URL = "https://questionnaire-148920.appspot.com/swe/data.html"
page = requests.get(URL)
soup = BeautifulSoup(page.content, "html.parser")

In [12]:
# Now we parse the raw data into usable format.

from collections import namedtuple


def validate_salary(row):
    """
    Checks whether the salary row data is in proper format.
    
    Parameters:
        row (list): List contain player name, salary, year, and level
    
    Returns:
        (boolean): Whether the row was successfully validated. 
    """
    # We expect every row to have the form [player, salary, year, level]
    if len(row) != 4:
        return False
    
    player, salary, year, level = row
    
    # We should not have any empty data
    # or invalid data formats
    if any([x == "" for x in row]):
        return False
    
    if not salary.replace("$", "").replace(",", "").isdigit():
        return False
    
    if year != "2016" or level != "MLB":
        return False
    
    return True


Salary = namedtuple("Salary", ["player", "salary", "year", "level"])

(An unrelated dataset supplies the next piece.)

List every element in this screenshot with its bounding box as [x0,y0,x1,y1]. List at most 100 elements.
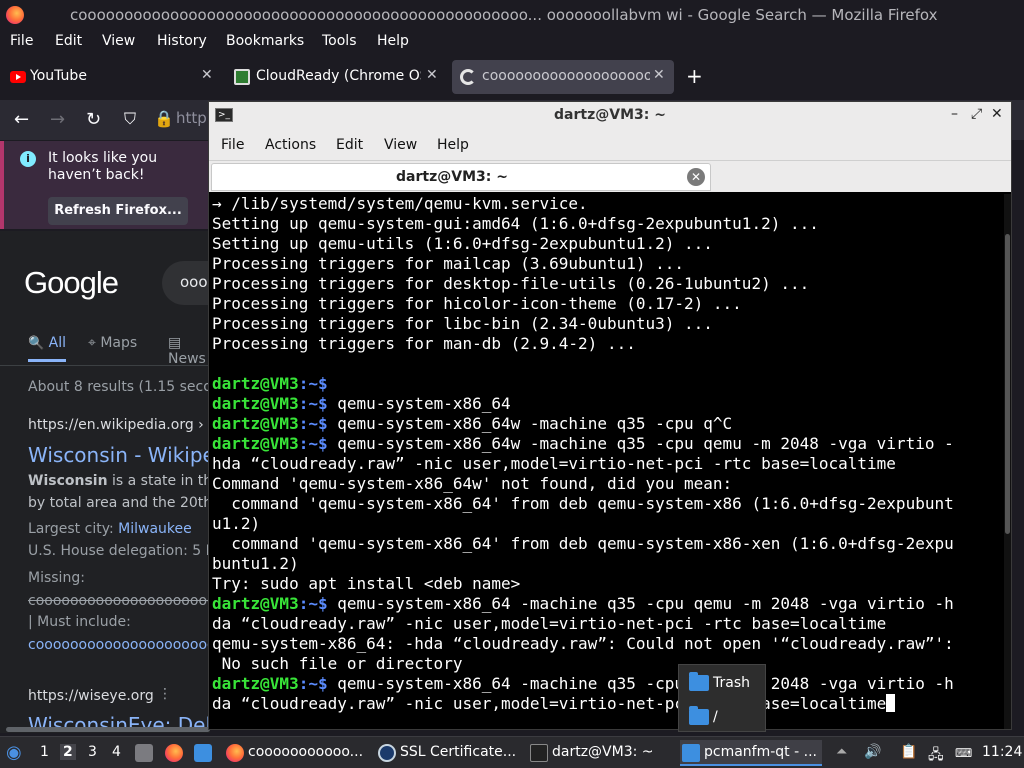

salaries_table = soup.find(id="salaries-table")
salaries_rows = salaries_table.find_all("tr")
salaries = []
invalid_data = []

for tr in salaries_rows:
    td = tr.find_all("td")
    row = [x.text for x in td]
    
    if not validate_salary(row):
        invalid_data.append(row)
    else:
        player, salary, year, level = row
        salary = int(salary.replace("$", "").replace(",", ""))
        salaries.append(Salary(player, salary, year, level))

salaries.sort(reverse=True, key=lambda x: x.salary)

In [13]:
# Generate the average of the top 125 salaries
TOP_COUNT = 125

if len(salaries) < TOP_COUNT:
    print("Insufficient data")

average = sum([x.salary for x in salaries[:TOP_COUNT]]) / TOP_COUNT

print(average)
    
    
    
    
    
    
    
    
    

16672222.712